Diplomatie. Le président Moubarak a effectué du 6
au 10 décembre une tournée européenne qui l’a conduit en Irlande, en France et
en Allemagne. Le conflit israélo-palestinien, le problème libanais et syrien, la
crise en Iraq et le dossier iranien ont dominé les entretiens.
La carte européenne
Paris - Berlin,
De notre envoyé spécial —
A Dublin, Paris ou à Berlin, l’objectif était le même. Tenter, en
coordination avec l’Europe, de relancer le processus de paix au Proche-Orient
et se concerter avec les dirigeants des trois pays européens sur les principaux
dossiers régionaux.

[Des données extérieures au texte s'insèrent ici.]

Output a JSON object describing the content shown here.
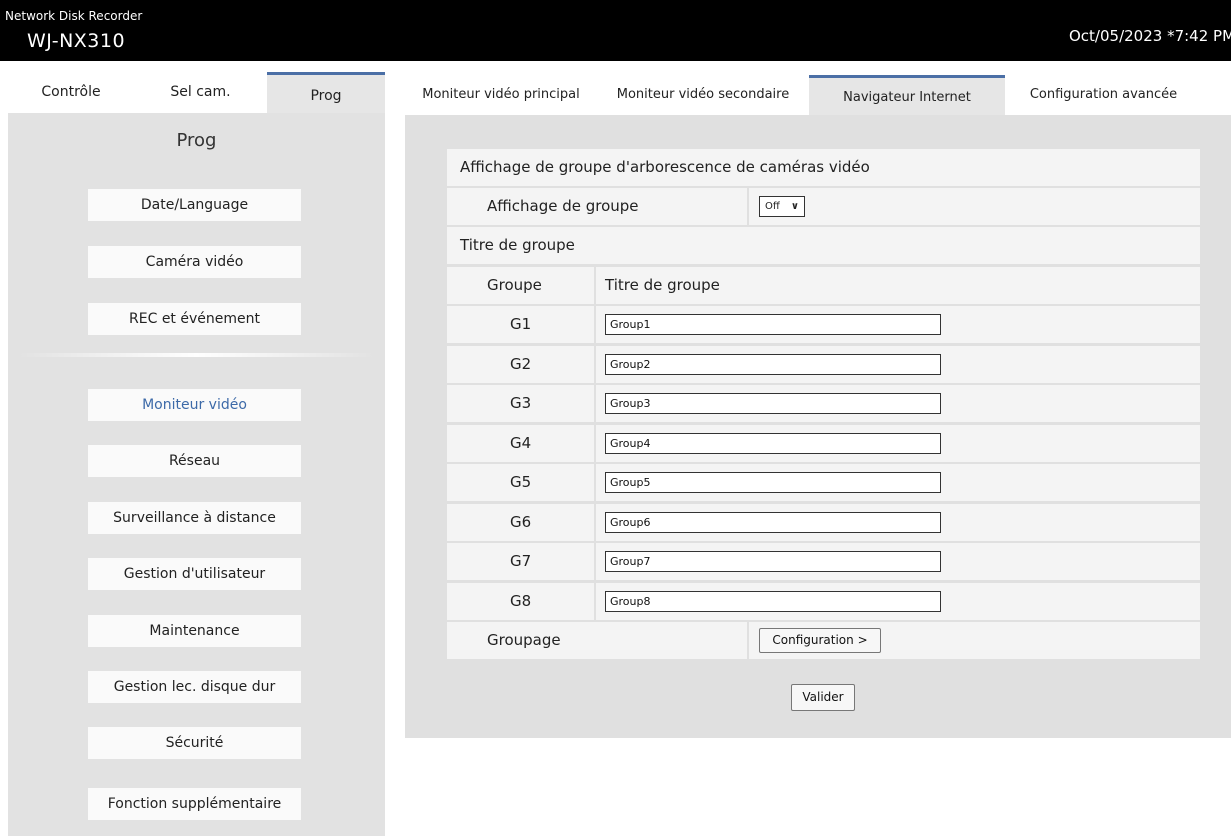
{
  "header": {
    "brand": "Network Disk Recorder",
    "model": "WJ-NX310",
    "datetime": "Oct/05/2023 *7:42 PM"
  },
  "left_tabs": [
    "Contrôle",
    "Sel cam.",
    "Prog"
  ],
  "sidebar": {
    "title": "Prog",
    "items": [
      "Date/Language",
      "Caméra vidéo",
      "REC et événement",
      "Moniteur vidéo",
      "Réseau",
      "Surveillance à distance",
      "Gestion d'utilisateur",
      "Maintenance",
      "Gestion lec. disque dur",
      "Sécurité",
      "Fonction supplémentaire"
    ]
  },
  "right_tabs": [
    "Moniteur vidéo principal",
    "Moniteur vidéo secondaire",
    "Navigateur Internet",
    "Configuration avancée"
  ],
  "form": {
    "section_title": "Affichage de groupe d'arborescence de caméras vidéo",
    "group_display_label": "Affichage de groupe",
    "group_display_value": "Off",
    "group_title_section": "Titre de groupe",
    "col_group": "Groupe",
    "col_title": "Titre de groupe",
    "groups": [
      {
        "id": "G1",
        "title": "Group1"
      },
      {
        "id": "G2",
        "title": "Group2"
      },
      {
        "id": "G3",
        "title": "Group3"
      },
      {
        "id": "G4",
        "title": "Group4"
      },
      {
        "id": "G5",
        "title": "Group5"
      },
      {
        "id": "G6",
        "title": "Group6"
      },
      {
        "id": "G7",
        "title": "Group7"
      },
      {
        "id": "G8",
        "title": "Group8"
      }
    ],
    "grouping_label": "Groupage",
    "config_button": "Configuration >",
    "submit_button": "Valider"
  },
  "colors": {
    "accent": "#4b6fa6",
    "current_item": "#3d6aa8",
    "header_bg": "#000000",
    "panel_bg": "#e0e0e0"
  }
}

La première étape de la tournée du président a été Berlin,
où le chef de l’Etat est arrivé mercredi dernier. En tant que membre des
Nations-Unies et de l’Union européenne, l’Irlande a adopté il y a longtemps des
principes et pris des positions en faveur de la paix au Proche-Orient. « Bien
que l’Irlande soit un petit pays, il possède une grande influence au sein des
Nations-Unies et de la Communauté européenne. Dublin a toujours fait preuve de
sympathie envers la cause palestinienne et il a pris des mesures fermes pendant
sa présidence pour l’Union européenne »,
a déclaré à l’Hebdo Soliman Awwad, porte-parole de la présidence. Le président
Moubarak s’est entretenu avec plusieurs dirigeants irlandais, dont la
présidente Mary McAleese. L’Irlande a appuyé la position de l’Egypte en ce qui
concerne la coopération avec l’Union européenne. Dublin a soutenu les idées du
Caire relatives au nouveau plan de l’Union européenne, nommé « La nouvelle
politique de voisinage ».
En France et en Allemagne, deuxième et troisième étapes de la tournée
présidentielle, les discussions ont de nouveau porté sur le processus de paix. Moubarak
et son homologue français Jacques Chirac ont évoqué l’initiative européenne
tripartite hispano-franco-italienne concernant le conflit israélo-palestinien. «
On ne doit pas oublier que la France a une influence au sein du Conseil de
sécurité en ce qui concerne la cause palestinienne », a expliqué le porte-parole de la
présidence. L’Allemagne, troisième étape du président Moubarak, qui se prépare
à la double présidence du G8 et de l’Union européenne en 2007, a déclaré
qu’elle sera directement associée aux efforts de paix du Quartette. Pour la
chancelière allemande Angela Merkel, le Quartette peut faire avancer la
situation du conflit israélo-palestinien. Merkel n’a pas caché le rôle de
l’Egypte au Proche-Orient. « Naturellement nous avons besoin de contacts
étroits avec les pays dans la région », a-t-elle affirmé dimanche dernier
devant le chef de l’Etat lors d’une conférence de presse conjointe. «
L’Allemagne met en œuvre les possibilités dont elle dispose pour soutenir et
encourager les acteurs dans la région sur la voie d’une solution politique des
conflits dans la région », a pour sa part déclaré Thomas Steg, porte-parole
adjoint du gouvernement allemand.
Vues partagées sur le Liban
Outre la cause palestinienne, la crise au Liban et le dossier syrien ont
été à l’ordre du jour du chef de l’Etat lors de sa tournée européenne. Les
présidents Moubarak et Chirac ont exprimé leur préoccupation et inquiétude
quant à la tension actuelle au Liban. Le président français a jugé nécessaire
de soutenir le gouvernement légal et légitime du premier ministre Fouad
Siniora. Jérôme Bonnafont, porte-parole de l’Elysée a affirmé que les vues
égyptienne et française étaient concordantes sur la nécessité de rétablir le
dialogue entre l’opposition et le gouvernement libanais. A Paris, Moubarak a
estimé que les manifestations qui se déroulent actuellement au Liban n’étaient
pas raisonnables et pouvaient aboutir à la destruction du pays.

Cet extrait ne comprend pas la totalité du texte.